For instance, a study conducted by Gail Matthews, Ph.D., at the Dominican University, found that individuals with written goals achieved approximately 50% more of their goals than those without written goals. In addition, the study also showed that individuals who made a public "commitment" to their goals and were held accountable to those goals were substantially more likely to accomplish them.

As you can see, goals are critical to ensure success in any discipline—but it’s not enough to simply create a mental list. Below are steps to help you set and achieve your goals:

1) Brainstorm and identify goals you’d like to accomplish, for yourself and for your business. 

2) Put the goals in writing. Make sure that they are specific, and that they are quantifiable! (For instance, "work less than 50 hours per week" is a better goal than "spend more time with family.") Include a timeframe for achieving each goal, as well.

3) Seek accountability. Whether it’s an employee, a friend, or a family member—find someone to confide in. Have them check in with you periodically and ask you how you are doing with regards to accomplishing your goals. 

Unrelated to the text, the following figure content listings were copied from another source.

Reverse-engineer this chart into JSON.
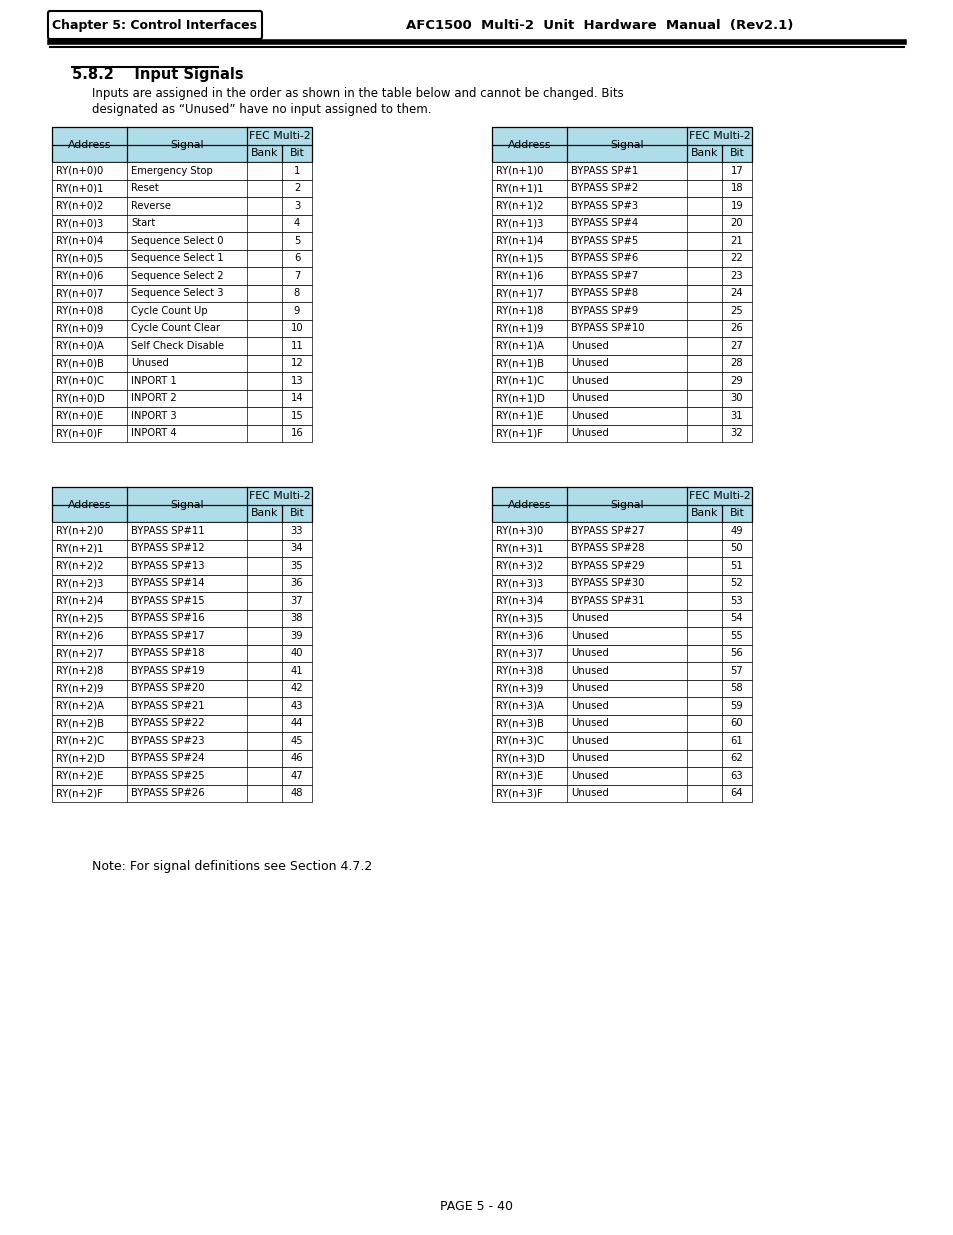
{
  "header_chapter": "Chapter 5: Control Interfaces",
  "header_right": "AFC1500  Multi-2  Unit  Hardware  Manual  (Rev2.1)",
  "section_title": "5.8.2    Input Signals",
  "intro_line1": "Inputs are assigned in the order as shown in the table below and cannot be changed. Bits",
  "intro_line2": "designated as “Unused” have no input assigned to them.",
  "note_text": "Note: For signal definitions see Section 4.7.2",
  "footer": "PAGE 5 - 40",
  "header_bg": "#aedce8",
  "table1_rows": [
    [
      "RY(n+0)0",
      "Emergency Stop",
      "",
      "1"
    ],
    [
      "RY(n+0)1",
      "Reset",
      "",
      "2"
    ],
    [
      "RY(n+0)2",
      "Reverse",
      "",
      "3"
    ],
    [
      "RY(n+0)3",
      "Start",
      "",
      "4"
    ],
    [
      "RY(n+0)4",
      "Sequence Select 0",
      "",
      "5"
    ],
    [
      "RY(n+0)5",
      "Sequence Select 1",
      "",
      "6"
    ],
    [
      "RY(n+0)6",
      "Sequence Select 2",
      "",
      "7"
    ],
    [
      "RY(n+0)7",
      "Sequence Select 3",
      "",
      "8"
    ],
    [
      "RY(n+0)8",
      "Cycle Count Up",
      "",
      "9"
    ],
    [
      "RY(n+0)9",
      "Cycle Count Clear",
      "",
      "10"
    ],
    [
      "RY(n+0)A",
      "Self Check Disable",
      "",
      "11"
    ],
    [
      "RY(n+0)B",
      "Unused",
      "",
      "12"
    ],
    [
      "RY(n+0)C",
      "INPORT 1",
      "",
      "13"
    ],
    [
      "RY(n+0)D",
      "INPORT 2",
      "",
      "14"
    ],
    [
      "RY(n+0)E",
      "INPORT 3",
      "",
      "15"
    ],
    [
      "RY(n+0)F",
      "INPORT 4",
      "",
      "16"
    ]
  ],
  "table2_rows": [
    [
      "RY(n+1)0",
      "BYPASS SP#1",
      "",
      "17"
    ],
    [
      "RY(n+1)1",
      "BYPASS SP#2",
      "",
      "18"
    ],
    [
      "RY(n+1)2",
      "BYPASS SP#3",
      "",
      "19"
    ],
    [
      "RY(n+1)3",
      "BYPASS SP#4",
      "",
      "20"
    ],
    [
      "RY(n+1)4",
      "BYPASS SP#5",
      "",
      "21"
    ],
    [
      "RY(n+1)5",
      "BYPASS SP#6",
      "",
      "22"
    ],
    [
      "RY(n+1)6",
      "BYPASS SP#7",
      "",
      "23"
    ],
    [
      "RY(n+1)7",
      "BYPASS SP#8",
      "",
      "24"
    ],
    [
      "RY(n+1)8",
      "BYPASS SP#9",
      "",
      "25"
    ],
    [
      "RY(n+1)9",
      "BYPASS SP#10",
      "",
      "26"
    ],
    [
      "RY(n+1)A",
      "Unused",
      "",
      "27"
    ],
    [
      "RY(n+1)B",
      "Unused",
      "",
      "28"
    ],
    [
      "RY(n+1)C",
      "Unused",
      "",
      "29"
    ],
    [
      "RY(n+1)D",
      "Unused",
      "",
      "30"
    ],
    [
      "RY(n+1)E",
      "Unused",
      "",
      "31"
    ],
    [
      "RY(n+1)F",
      "Unused",
      "",
      "32"
    ]
  ],
  "table3_rows": [
    [
      "RY(n+2)0",
      "BYPASS SP#11",
      "",
      "33"
    ],
    [
      "RY(n+2)1",
      "BYPASS SP#12",
      "",
      "34"
    ],
    [
      "RY(n+2)2",
      "BYPASS SP#13",
      "",
      "35"
    ],
    [
      "RY(n+2)3",
      "BYPASS SP#14",
      "",
      "36"
    ],
    [
      "RY(n+2)4",
      "BYPASS SP#15",
      "",
      "37"
    ],
    [
      "RY(n+2)5",
      "BYPASS SP#16",
      "",
      "38"
    ],
    [
      "RY(n+2)6",
      "BYPASS SP#17",
      "",
      "39"
    ],
    [
      "RY(n+2)7",
      "BYPASS SP#18",
      "",
      "40"
    ],
    [
      "RY(n+2)8",
      "BYPASS SP#19",
      "",
      "41"
    ],
    [
      "RY(n+2)9",
      "BYPASS SP#20",
      "",
      "42"
    ],
    [
      "RY(n+2)A",
      "BYPASS SP#21",
      "",
      "43"
    ],
    [
      "RY(n+2)B",
      "BYPASS SP#22",
      "",
      "44"
    ],
    [
      "RY(n+2)C",
      "BYPASS SP#23",
      "",
      "45"
    ],
    [
      "RY(n+2)D",
      "BYPASS SP#24",
      "",
      "46"
    ],
    [
      "RY(n+2)E",
      "BYPASS SP#25",
      "",
      "47"
    ],
    [
      "RY(n+2)F",
      "BYPASS SP#26",
      "",
      "48"
    ]
  ],
  "table4_rows": [
    [
      "RY(n+3)0",
      "BYPASS SP#27",
      "",
      "49"
    ],
    [
      "RY(n+3)1",
      "BYPASS SP#28",
      "",
      "50"
    ],
    [
      "RY(n+3)2",
      "BYPASS SP#29",
      "",
      "51"
    ],
    [
      "RY(n+3)3",
      "BYPASS SP#30",
      "",
      "52"
    ],
    [
      "RY(n+3)4",
      "BYPASS SP#31",
      "",
      "53"
    ],
    [
      "RY(n+3)5",
      "Unused",
      "",
      "54"
    ],
    [
      "RY(n+3)6",
      "Unused",
      "",
      "55"
    ],
    [
      "RY(n+3)7",
      "Unused",
      "",
      "56"
    ],
    [
      "RY(n+3)8",
      "Unused",
      "",
      "57"
    ],
    [
      "RY(n+3)9",
      "Unused",
      "",
      "58"
    ],
    [
      "RY(n+3)A",
      "Unused",
      "",
      "59"
    ],
    [
      "RY(n+3)B",
      "Unused",
      "",
      "60"
    ],
    [
      "RY(n+3)C",
      "Unused",
      "",
      "61"
    ],
    [
      "RY(n+3)D",
      "Unused",
      "",
      "62"
    ],
    [
      "RY(n+3)E",
      "Unused",
      "",
      "63"
    ],
    [
      "RY(n+3)F",
      "Unused",
      "",
      "64"
    ]
  ]
}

4) Create a plan for success. As Larry Elder put it, "A goal without a plan is just a wish." How are you going to achieve your goal? What do you need to learn? Who do you need to help you do it? 

5) Measure progress. It’s important that you take time to periodically monitor your progress. If you’ve set a 12 month goal, for example, evaluate your progress every three months. This gives you an opportunity to adjust your plan and stay on track. 

Goal setting is valuable exercise for anyone—but doubly so for business owners. It is easy, as a business owner, to become so focused on the day-to-day details of managing your organization that you completely lose sight of the big picture. The process of setting and pursuing goals forces you to adopt a big-picture mindset.  

Do you have goals for yourself and for your business? If not, now is the time to set them. Commit them to writing and seek accountability—and you’ll be well on your way to success.